The U.S. Senate and House of Representatives are on different paths regarding funding bills, increasing the chances of a government shutdown. The Senate is moving forward with a bipartisan stopgap funding bill aimed at preventing a partial shutdown, while the House is voting on partisan Republican spending bills that are unlikely to become law. If federal agencies run out of money on Sunday, it could lead to furloughs and the suspension of various services. The funding fight primarily revolves around a small portion of the overall U.S. budget and does not involve cuts to popular benefit programs like Social Security and Medicare.

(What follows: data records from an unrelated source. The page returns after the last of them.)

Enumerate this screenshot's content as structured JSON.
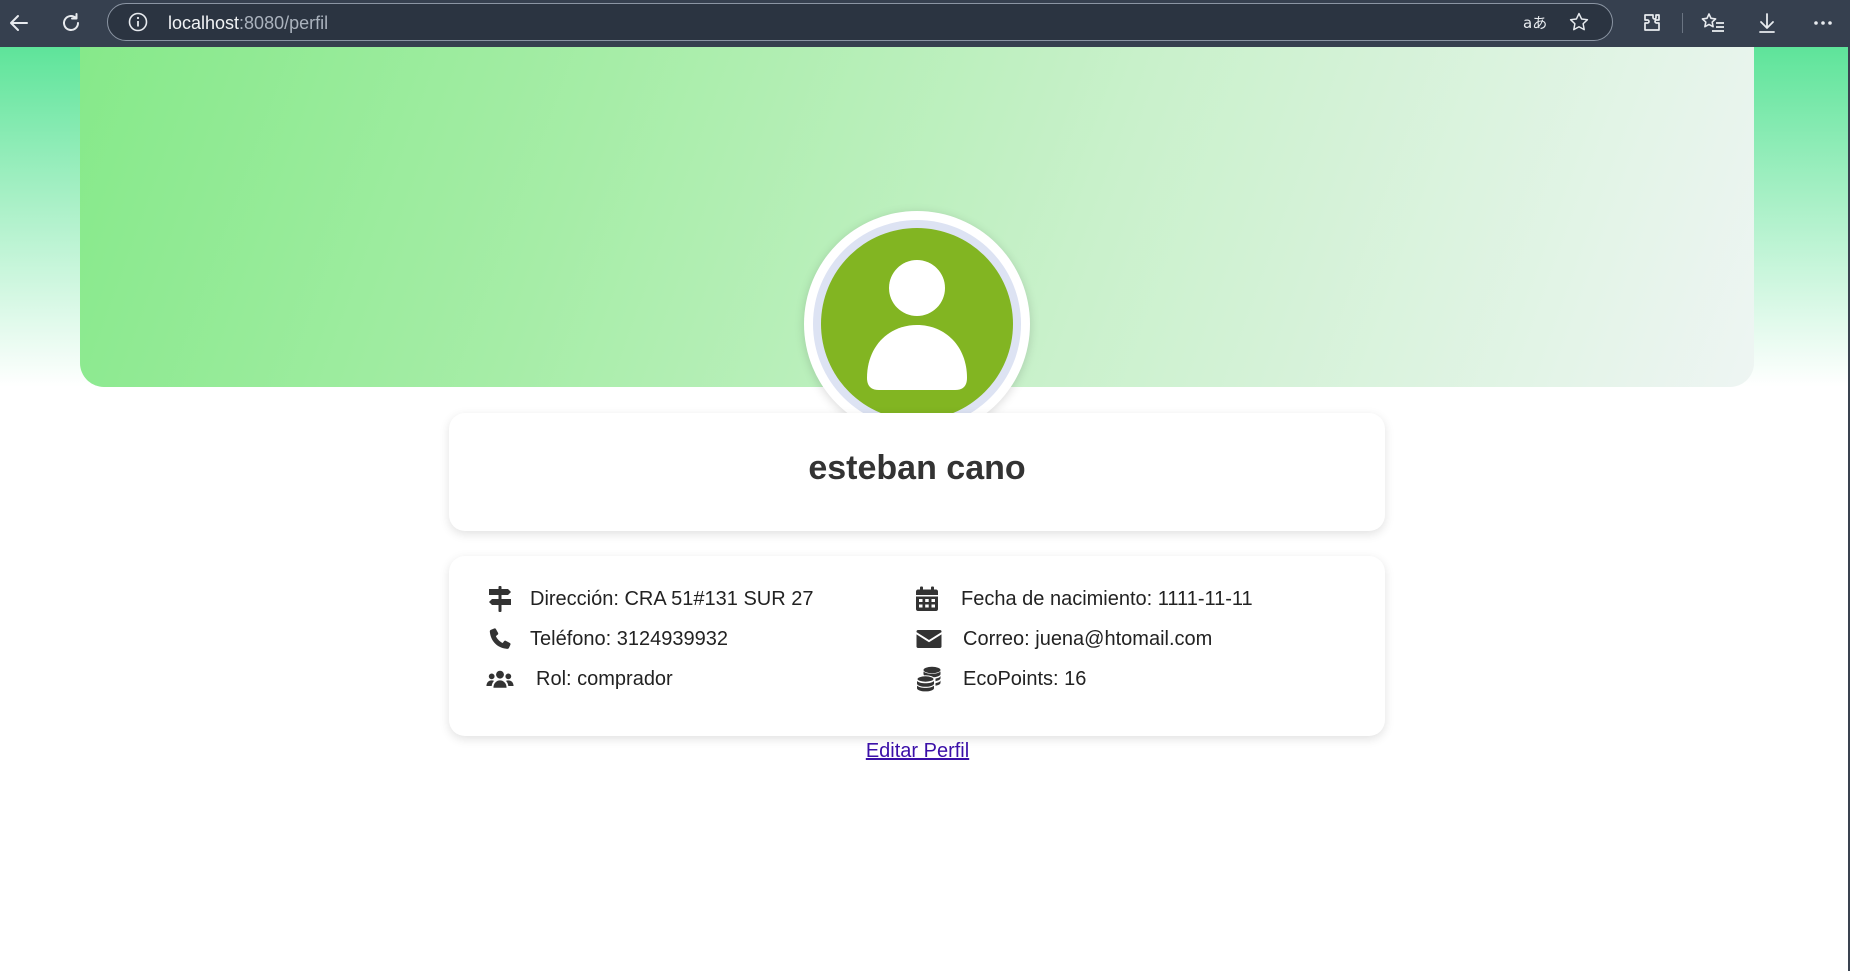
{
  "browser": {
    "url_host": "localhost",
    "url_rest": ":8080/perfil"
  },
  "profile": {
    "name": "esteban cano",
    "avatar_color": "#82b522",
    "info": [
      {
        "icon": "signpost-icon",
        "text": "Dirección: CRA 51#131 SUR 27"
      },
      {
        "icon": "calendar-icon",
        "text": "Fecha de nacimiento: 1111-11-11"
      },
      {
        "icon": "phone-icon",
        "text": "Teléfono: 3124939932"
      },
      {
        "icon": "envelope-icon",
        "text": "Correo: juena@htomail.com"
      },
      {
        "icon": "users-icon",
        "text": "Rol: comprador"
      },
      {
        "icon": "coins-icon",
        "text": "EcoPoints: 16"
      }
    ],
    "edit_link_label": "Editar Perfil"
  },
  "colors": {
    "chrome": "#36404f",
    "link": "#3b10a8"
  }
}
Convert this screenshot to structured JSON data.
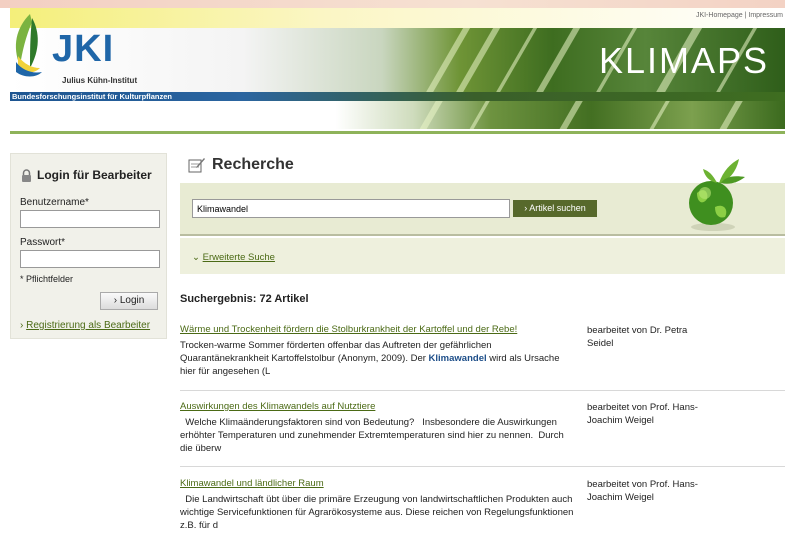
{
  "header": {
    "links": [
      "JKI-Homepage",
      "Impressum"
    ],
    "link_separator": "|",
    "logo_text": "JKI",
    "logo_subtitle": "Julius Kühn-Institut",
    "institute": "Bundesforschungsinstitut für Kulturpflanzen",
    "app_name": "KLIMAPS"
  },
  "login": {
    "title": "Login für Bearbeiter",
    "username_label": "Benutzername*",
    "password_label": "Passwort*",
    "required_note": "* Pflichtfelder",
    "login_button": "Login",
    "register_link": "Registrierung als Bearbeiter"
  },
  "search": {
    "title": "Recherche",
    "query": "Klimawandel",
    "button": "Artikel suchen",
    "advanced": "Erweiterte Suche",
    "result_count": "Suchergebnis: 72 Artikel"
  },
  "results": [
    {
      "title": "Wärme und Trockenheit fördern die Stolburkrankheit der Kartoffel und der Rebe!",
      "desc_before": "Trocken-warme Sommer förderten offenbar das Auftreten der gefährlichen Quarantänekrankheit Kartoffelstolbur (Anonym, 2009). Der ",
      "desc_highlight": "Klimawandel",
      "desc_after": " wird als Ursache hier für angesehen (L",
      "author": "bearbeitet von Dr. Petra Seidel"
    },
    {
      "title": "Auswirkungen des Klimawandels auf Nutztiere",
      "desc_before": "  Welche Klimaänderungsfaktoren sind von Bedeutung?   Insbesondere die Auswirkungen erhöhter Temperaturen und zunehmender Extremtemperaturen sind hier zu nennen.  Durch die überw",
      "desc_highlight": "",
      "desc_after": "",
      "author": "bearbeitet von Prof. Hans-Joachim Weigel"
    },
    {
      "title": "Klimawandel und ländlicher Raum",
      "desc_before": "  Die Landwirtschaft übt über die primäre Erzeugung von landwirtschaftlichen Produkten auch wichtige Servicefunktionen für Agrarökosysteme aus. Diese reichen von Regelungsfunktionen z.B. für d",
      "desc_highlight": "",
      "desc_after": "",
      "author": "bearbeitet von Prof. Hans-Joachim Weigel"
    }
  ],
  "icons": {
    "logo": "wheat-leaf-logo-icon",
    "lock": "lock-icon",
    "notepad": "notepad-pencil-icon",
    "globe": "green-globe-icon",
    "arrow": "chevron-right-icon",
    "expand": "chevron-down-icon"
  },
  "colors": {
    "link_green": "#4b6a15",
    "button_green": "#57692b",
    "highlight_blue": "#1d4e89",
    "search_bg": "#e8ebd3"
  }
}
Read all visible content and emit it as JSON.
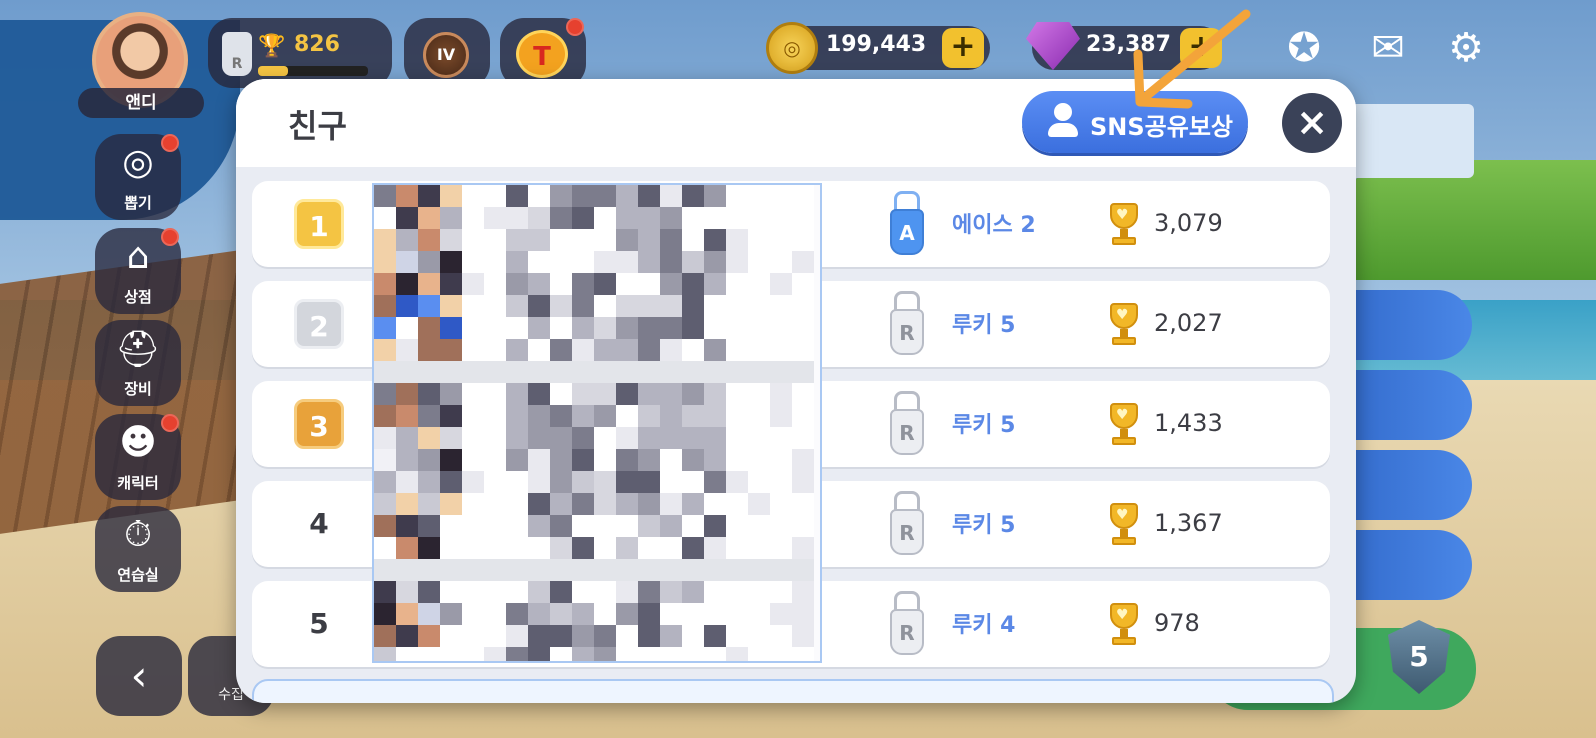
{
  "player": {
    "name": "앤디",
    "trophies": "826"
  },
  "rank_medal": "IV",
  "ticket_icon": "T",
  "currency": {
    "coins": "199,443",
    "gems": "23,387"
  },
  "left_menu": [
    {
      "label": "뽑기",
      "icon": "gacha-icon"
    },
    {
      "label": "상점",
      "icon": "shop-icon"
    },
    {
      "label": "장비",
      "icon": "equipment-icon"
    },
    {
      "label": "캐릭터",
      "icon": "character-icon"
    },
    {
      "label": "연습실",
      "icon": "practice-icon"
    }
  ],
  "bottom_tabs": {
    "collect": "수집"
  },
  "league_level": "5",
  "modal": {
    "title": "친구",
    "sns_button": "SNS공유보상",
    "close": "×"
  },
  "friends": [
    {
      "rank": "1",
      "bag": "A",
      "tier": "에이스 2",
      "trophies": "3,079"
    },
    {
      "rank": "2",
      "bag": "R",
      "tier": "루키 5",
      "trophies": "2,027"
    },
    {
      "rank": "3",
      "bag": "R",
      "tier": "루키 5",
      "trophies": "1,433"
    },
    {
      "rank": "4",
      "bag": "R",
      "tier": "루키 5",
      "trophies": "1,367"
    },
    {
      "rank": "5",
      "bag": "R",
      "tier": "루키 4",
      "trophies": "978"
    }
  ],
  "colors": {
    "gold": "#f4c443",
    "silver": "#d3d6dc",
    "bronze": "#e8a23a",
    "tier_blue": "#5b88e6",
    "sns_blue": "#4a7fe8",
    "annotation_arrow": "#f3a43a"
  }
}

The House Republicans, including a group of hardline conservatives, have rejected fiscal year 2024 spending levels negotiated by Speaker Kevin McCarthy and President Joe Biden. They are demanding additional cuts and tougher legislation related to the U.S.-Mexico border. McCarthy is under pressure to cut spending and address conservative priorities, with the threat of being ousted from his leadership position if he passes a spending bill that requires Democratic support. Former President Donald Trump has been advocating for a shutdown, while McCarthy suggests that addressing border issues could help avoid it.
Credit agencies have warned that political polarization and brinkmanship are negatively impacting the U.S. financial outlook. Moody’s recently stated that a shutdown would harm the country’s credit rating, while Fitch already downgraded the U.S. government to “AA+” after the nation’s debt was nearly defaulted on earlier this year. Senate Majority Leader Chuck Schumer emphasized the importance of bipartisanship to avoid a shutdown and the economic and social harm it would cause.